Punkte- und Rabattkarten liegen voll im Trend. Insbesondere der Anbieter Payback (Real, Kaufhof, Apollo, etc) sendet fast jeden Tag einen Newsletter an seine Kunden. Natürlich mit Werbung seiner Mitglieds-Unternehmen. Da es keine separaten E-Mails mit Werbung oder Punktestand gibt, wird diese E-Mail-Flut schnell nervig. Hast man dazu noch die Informationsübermittlung per SMS aktiviert, möchte man sein Handy bald aus dem Fenster werfen. Wenn dich das alles zu sehr nervt, dann begib dich mit unserer Hilfe auf die Suche nach der Abmeldefunktion.
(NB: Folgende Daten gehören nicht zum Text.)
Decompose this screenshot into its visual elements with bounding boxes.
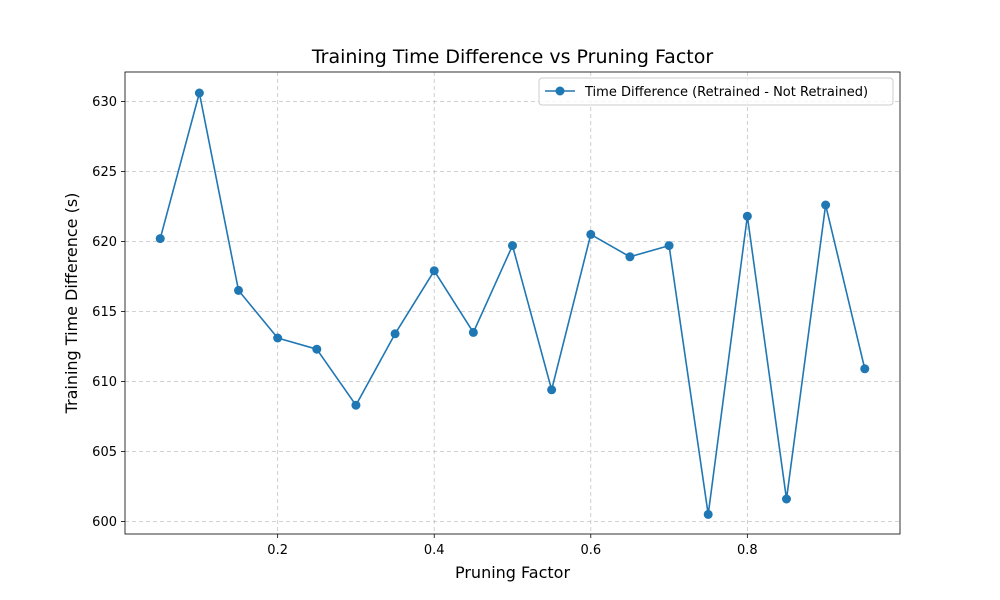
y-tick-label: 605 [92, 445, 117, 460]
axis-ticks: 0.2 0.4 0.6 0.8 600 605 610 615 620 625 630 [92, 95, 758, 558]
data-point [351, 400, 361, 410]
data-point [860, 364, 870, 374]
data-point [312, 344, 322, 354]
data-point [508, 241, 517, 251]
legend-label: Time Difference (Retrained - Not Retrain… [584, 85, 868, 100]
x-tick-label: 0.2 [267, 543, 288, 558]
data-point [194, 88, 204, 98]
chart-title: Training Time Difference vs Pruning Fact… [311, 46, 714, 68]
data-point [273, 333, 283, 343]
x-tick-label: 0.4 [424, 543, 445, 558]
legend-box [538, 77, 894, 106]
data-point [547, 385, 557, 395]
data-point [781, 494, 791, 504]
data-point [234, 285, 244, 295]
legend-marker-swatch [555, 86, 565, 96]
y-tick-label: 625 [92, 165, 117, 180]
x-tick-label: 0.6 [580, 543, 601, 558]
data-point [742, 211, 752, 221]
data-point [664, 241, 674, 251]
legend: Time Difference (Retrained - Not Retrain… [538, 77, 894, 106]
y-tick-label: 610 [92, 375, 117, 390]
data-point [429, 266, 439, 276]
data-point [468, 327, 478, 337]
data-point [155, 234, 165, 244]
y-axis-label: Training Time Difference (s) [62, 193, 81, 415]
x-axis-label: Pruning Factor [455, 563, 570, 582]
y-tick-label: 620 [92, 235, 117, 250]
data-point [390, 329, 400, 339]
y-tick-label: 615 [92, 305, 117, 320]
data-point [703, 509, 713, 519]
y-tick-label: 630 [92, 95, 117, 110]
data-point [586, 229, 596, 239]
data-point [821, 200, 831, 210]
x-tick-label: 0.8 [737, 543, 758, 558]
data-point [625, 252, 635, 262]
series-layer [155, 88, 870, 519]
plot-area-frame [124, 71, 901, 535]
y-tick-label: 600 [92, 515, 117, 530]
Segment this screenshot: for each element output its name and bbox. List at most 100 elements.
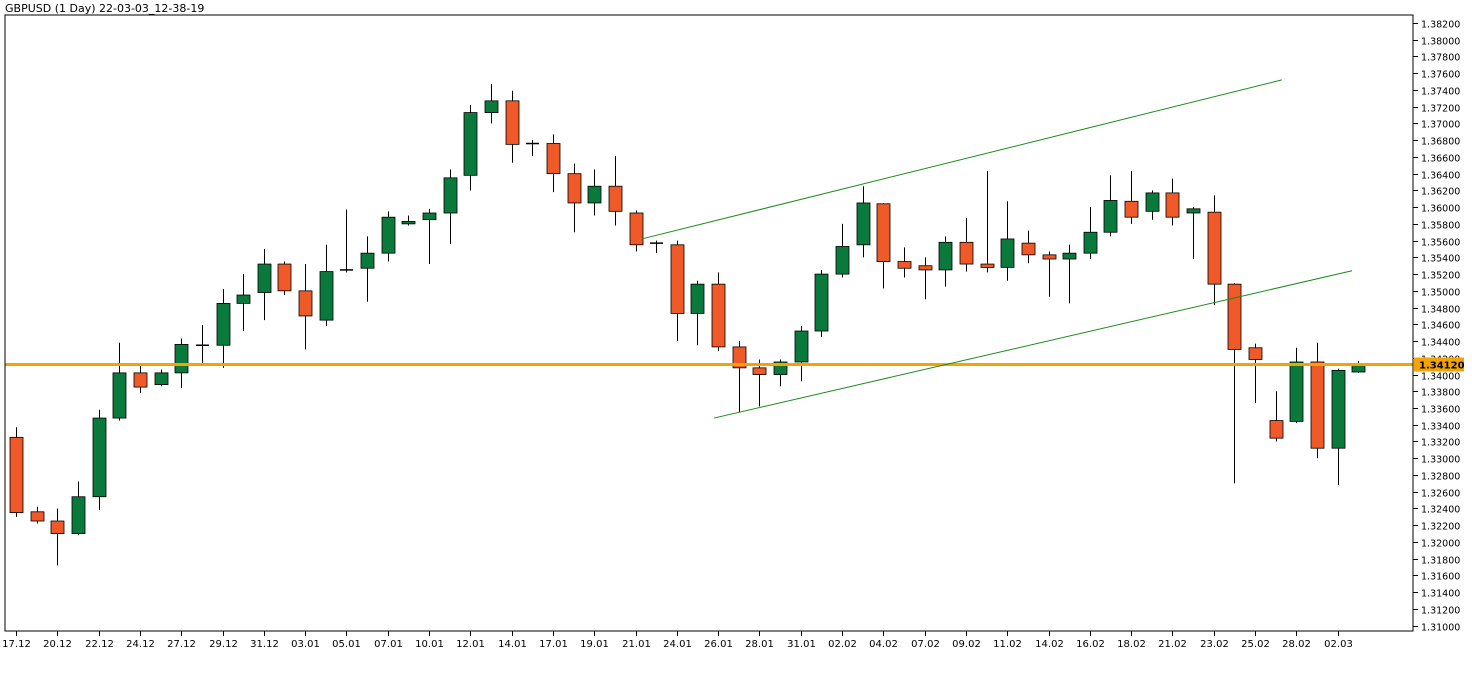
candle-body <box>1062 252 1077 260</box>
x-tick-label: 10.01 <box>415 639 444 650</box>
candle <box>711 272 726 352</box>
candle-body <box>257 263 272 293</box>
candle <box>814 269 829 337</box>
candle <box>340 209 353 273</box>
candle <box>650 240 663 254</box>
candle <box>50 508 65 566</box>
y-tick-label: 1.32400 <box>1421 505 1460 516</box>
candle <box>629 210 644 252</box>
x-tick-label: 19.01 <box>580 639 609 650</box>
candle <box>835 223 850 278</box>
candle-body <box>918 265 933 271</box>
y-tick-label: 1.34400 <box>1421 338 1460 349</box>
x-tick-label: 07.01 <box>374 639 403 650</box>
candle-body <box>1310 361 1325 449</box>
x-tick-label: 25.02 <box>1241 639 1270 650</box>
x-tick-label: 09.02 <box>952 639 981 650</box>
candle <box>752 359 767 407</box>
x-tick-label: 17.12 <box>2 639 31 650</box>
x-tick-label: 14.02 <box>1035 639 1064 650</box>
candle <box>1103 175 1118 237</box>
candle-body <box>1269 420 1284 439</box>
x-tick-label: 05.01 <box>332 639 361 650</box>
candle <box>1331 368 1346 486</box>
y-tick-label: 1.31800 <box>1421 556 1460 567</box>
candle <box>938 236 953 287</box>
x-tick-label: 07.02 <box>911 639 940 650</box>
candle-body <box>1042 254 1057 260</box>
candle-body <box>298 290 313 317</box>
x-tick-label: 24.12 <box>126 639 155 650</box>
candle <box>918 257 933 300</box>
y-tick-label: 1.36400 <box>1421 171 1460 182</box>
candle-body <box>1248 347 1263 360</box>
candle <box>690 280 705 346</box>
x-tick-label: 12.01 <box>456 639 485 650</box>
candle <box>1310 342 1325 459</box>
y-tick-label: 1.35600 <box>1421 238 1460 249</box>
candle-body <box>1000 238 1015 268</box>
candle-body <box>1021 242 1036 256</box>
candle <box>876 202 891 289</box>
y-tick-label: 1.37200 <box>1421 104 1460 115</box>
candle <box>587 169 602 216</box>
y-tick-label: 1.37800 <box>1421 53 1460 64</box>
x-tick-label: 03.01 <box>291 639 320 650</box>
candle <box>1289 347 1304 424</box>
candle-body <box>959 241 974 265</box>
candle <box>422 208 437 265</box>
candle <box>732 341 747 413</box>
candle <box>505 90 520 163</box>
candle-body <box>236 294 251 304</box>
candle <box>1042 251 1057 297</box>
x-tick-label: 18.02 <box>1117 639 1146 650</box>
candle-body <box>463 112 478 176</box>
candle-body <box>1103 200 1118 233</box>
candle <box>112 342 127 421</box>
channel-trendline <box>713 270 1353 419</box>
candle <box>959 218 974 272</box>
candle-body <box>546 143 561 175</box>
candle-body <box>277 263 292 292</box>
y-tick-label: 1.32600 <box>1421 489 1460 500</box>
candle-body <box>1186 208 1201 214</box>
candle-body <box>1083 231 1098 254</box>
x-tick-label: 20.12 <box>43 639 72 650</box>
candle-body <box>629 212 644 246</box>
candle <box>1186 207 1201 260</box>
candle <box>546 134 561 193</box>
candle-body <box>50 520 65 534</box>
candle <box>526 140 539 157</box>
x-tick-label: 22.12 <box>85 639 114 650</box>
x-tick-label: 02.03 <box>1324 639 1353 650</box>
candle <box>567 163 582 233</box>
candle-body <box>587 185 602 204</box>
candle <box>856 186 871 258</box>
candle-body <box>835 246 850 275</box>
y-tick-label: 1.35200 <box>1421 271 1460 282</box>
candle-body <box>1145 192 1160 212</box>
x-tick-label: 21.02 <box>1158 639 1187 650</box>
x-tick-label: 27.12 <box>167 639 196 650</box>
x-tick-label: 21.01 <box>622 639 651 650</box>
y-tick-label: 1.35400 <box>1421 254 1460 265</box>
candle <box>319 244 334 326</box>
candle <box>1207 195 1222 306</box>
x-tick-label: 04.02 <box>869 639 898 650</box>
candle <box>1062 244 1077 304</box>
candle <box>463 105 478 191</box>
candle-body <box>711 283 726 348</box>
candle-body <box>360 252 375 269</box>
y-tick-label: 1.31600 <box>1421 572 1460 583</box>
x-axis: 17.12 20.12 22.12 24.12 27.12 29.12 31.12 03.01… <box>2 631 1353 650</box>
y-tick-label: 1.37600 <box>1421 70 1460 81</box>
candle <box>133 364 148 393</box>
candle-series <box>9 84 1366 566</box>
x-tick-label: 24.01 <box>663 639 692 650</box>
candle-body <box>814 273 829 332</box>
y-tick-label: 1.35800 <box>1421 221 1460 232</box>
candle-body <box>112 372 127 419</box>
candle-body <box>401 220 416 225</box>
candle-body <box>752 367 767 375</box>
candle <box>897 247 912 278</box>
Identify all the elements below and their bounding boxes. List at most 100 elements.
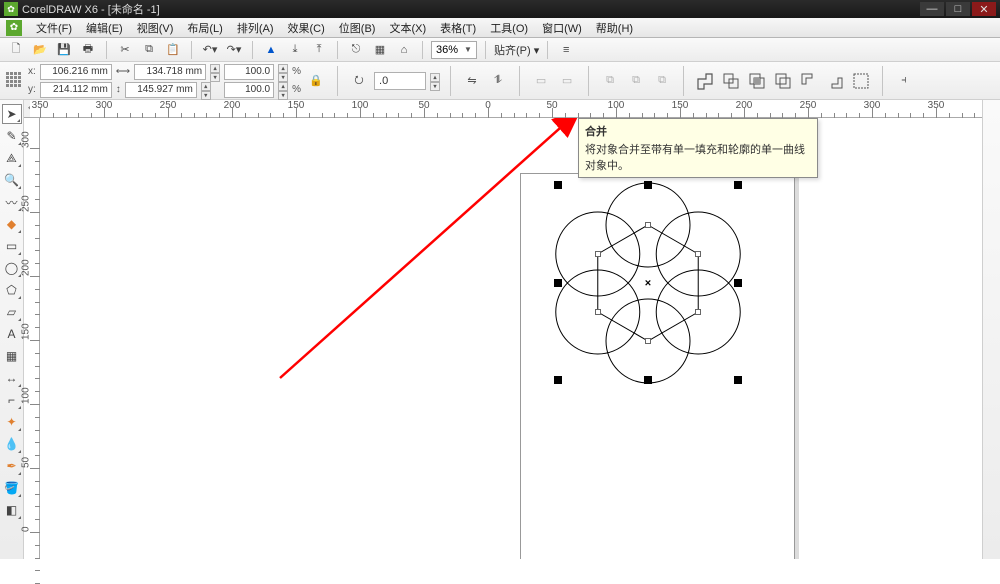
- selection-handle[interactable]: [644, 181, 652, 189]
- smart-fill-tool[interactable]: ◆: [2, 214, 22, 234]
- options-icon[interactable]: ≡: [556, 40, 576, 60]
- copy-icon[interactable]: ⧉: [139, 40, 159, 60]
- selection-handle[interactable]: [734, 279, 742, 287]
- menu-table[interactable]: 表格(T): [434, 19, 482, 37]
- lock-ratio-icon[interactable]: 🔒: [305, 70, 327, 92]
- polygon-tool[interactable]: ⬠: [2, 280, 22, 300]
- group-icon[interactable]: ⧉: [599, 70, 621, 92]
- export-icon[interactable]: ⤒: [309, 40, 329, 60]
- ellipse-tool[interactable]: ◯: [2, 258, 22, 278]
- trim-button[interactable]: [720, 70, 742, 92]
- window-controls: — □ ✕: [920, 2, 996, 16]
- menu-layout[interactable]: 布局(L): [181, 19, 228, 37]
- paste-icon[interactable]: 📋: [163, 40, 183, 60]
- boundary-button[interactable]: [850, 70, 872, 92]
- menu-help[interactable]: 帮助(H): [590, 19, 639, 37]
- rectangle-tool[interactable]: ▭: [2, 236, 22, 256]
- menu-bar: ✿ 文件(F) 编辑(E) 视图(V) 布局(L) 排列(A) 效果(C) 位图…: [0, 18, 1000, 38]
- import-icon[interactable]: ⤓: [285, 40, 305, 60]
- to-back-icon[interactable]: ▭: [556, 70, 578, 92]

Diese ist zwar recht gut versteckt aber nicht unauffindbar. Öffne die Payback-Login-Webseite und melde dich mit deinen Zugangsdaten an.

E-Mail-Newsletter abmelden

Klicke anschließend in der Menüleiste auf Informieren | Mein PAYBACK | Vorteilsservices. Hier entfernst du das Häkchen im Bereich Anmeldung zur kostenlosen Coupon-Mail und trägst dann noch die betreffende E-Mail-Adresse in das Textfeld ein.

SMS-Newsletter auch abbestellen

Solltest du den Newsletter per SMS aktiviert haben und möchtest ihn auch abbestellen, dann entferne auch bei Payback SMS Service das Häkchen aus der Checkbox.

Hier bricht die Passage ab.